There are other curiosities in Origen's reporting as well. The actual name of the sect in the original text cited by Eusebius is Μαρκιανισταί. Origen produces instead Μαρκιωνιστων but adds clearly the name Marcion to explain the original reading. Yet the original source Celsus was producing must have read very much like Eusebius's υπομνηματα - a list of names of sects without much in the way of explanation:

From them sprang the Menandrianists, and Μαρκιανισταί, and Carpocratians, and Valentinians, and Basilidians, and Saturnilians. Each introduced privately and separately his own peculiar opinion.

It is interesting to note that an almost identical list of names appears in our surviving copies of Justin Martyr's Apology:

Yet they style themselves Christians, just as certain among the Gentiles inscribe the name of God upon the works of their own hands, and partake in nefarious and impious rites. Some are called Μαρκιανοί, and some Valentinians, and some Basilidians, and some Saturnilians, and others by other names; each called after the originator of the individual opinion, just as each one of those who consider themselves philosophers, as I said before, thinks he must bear the name of the philosophy which he follows, from the name of the father of the particular doctrine [Apology 35]

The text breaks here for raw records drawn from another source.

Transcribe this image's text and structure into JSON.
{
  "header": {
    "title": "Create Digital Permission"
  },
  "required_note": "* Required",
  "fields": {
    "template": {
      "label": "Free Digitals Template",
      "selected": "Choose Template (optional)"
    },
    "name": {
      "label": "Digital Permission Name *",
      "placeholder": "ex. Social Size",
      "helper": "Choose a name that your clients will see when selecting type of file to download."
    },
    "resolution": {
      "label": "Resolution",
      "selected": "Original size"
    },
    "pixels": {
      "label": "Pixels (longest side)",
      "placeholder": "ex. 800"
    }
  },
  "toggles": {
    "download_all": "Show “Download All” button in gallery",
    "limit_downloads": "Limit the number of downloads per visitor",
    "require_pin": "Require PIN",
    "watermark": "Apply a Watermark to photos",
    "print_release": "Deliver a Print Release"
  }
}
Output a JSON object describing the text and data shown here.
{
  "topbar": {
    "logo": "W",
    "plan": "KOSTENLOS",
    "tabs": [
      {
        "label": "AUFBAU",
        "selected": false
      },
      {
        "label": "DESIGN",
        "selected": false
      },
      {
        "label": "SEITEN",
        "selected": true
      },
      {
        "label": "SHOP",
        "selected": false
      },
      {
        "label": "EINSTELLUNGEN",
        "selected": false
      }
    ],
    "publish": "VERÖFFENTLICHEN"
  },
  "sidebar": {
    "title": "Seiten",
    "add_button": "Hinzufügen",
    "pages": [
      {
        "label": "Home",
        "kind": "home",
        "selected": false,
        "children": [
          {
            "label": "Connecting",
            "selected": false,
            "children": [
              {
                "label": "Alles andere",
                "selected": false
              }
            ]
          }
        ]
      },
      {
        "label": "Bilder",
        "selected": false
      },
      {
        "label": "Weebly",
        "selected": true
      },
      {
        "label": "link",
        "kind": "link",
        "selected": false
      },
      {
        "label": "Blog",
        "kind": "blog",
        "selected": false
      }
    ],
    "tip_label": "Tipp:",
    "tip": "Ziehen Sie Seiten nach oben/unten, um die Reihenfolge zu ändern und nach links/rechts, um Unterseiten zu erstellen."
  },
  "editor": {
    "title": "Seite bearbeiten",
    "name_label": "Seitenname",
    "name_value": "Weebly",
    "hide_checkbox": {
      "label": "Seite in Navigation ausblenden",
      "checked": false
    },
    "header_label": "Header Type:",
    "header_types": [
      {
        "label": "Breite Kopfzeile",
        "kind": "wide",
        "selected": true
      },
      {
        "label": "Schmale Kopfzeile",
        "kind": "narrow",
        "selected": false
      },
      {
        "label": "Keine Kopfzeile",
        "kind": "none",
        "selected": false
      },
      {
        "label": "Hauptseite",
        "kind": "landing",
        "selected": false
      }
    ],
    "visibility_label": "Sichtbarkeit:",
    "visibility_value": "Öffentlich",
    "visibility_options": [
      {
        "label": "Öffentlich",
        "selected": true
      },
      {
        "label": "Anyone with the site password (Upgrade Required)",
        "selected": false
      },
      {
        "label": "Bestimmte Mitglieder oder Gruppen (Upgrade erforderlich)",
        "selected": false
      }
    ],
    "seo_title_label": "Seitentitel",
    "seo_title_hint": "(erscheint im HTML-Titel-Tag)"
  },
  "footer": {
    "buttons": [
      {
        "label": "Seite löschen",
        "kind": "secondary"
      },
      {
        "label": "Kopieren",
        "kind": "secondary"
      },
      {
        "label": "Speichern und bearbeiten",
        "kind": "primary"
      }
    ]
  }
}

The passage has been recognized by Marcovich and Otto to derive from the υπομνηματα. So if all the manuscripts likely read 'those of Mark' why did Origen effectively go out of his way to provide another reading entirely that had nothing to do with Mark? I think it has everything to do with the υπομνηματα being the original source for Clement's discussion in To Theodore about the relationship of the Carpocratians to the secret gospel of St. Mark.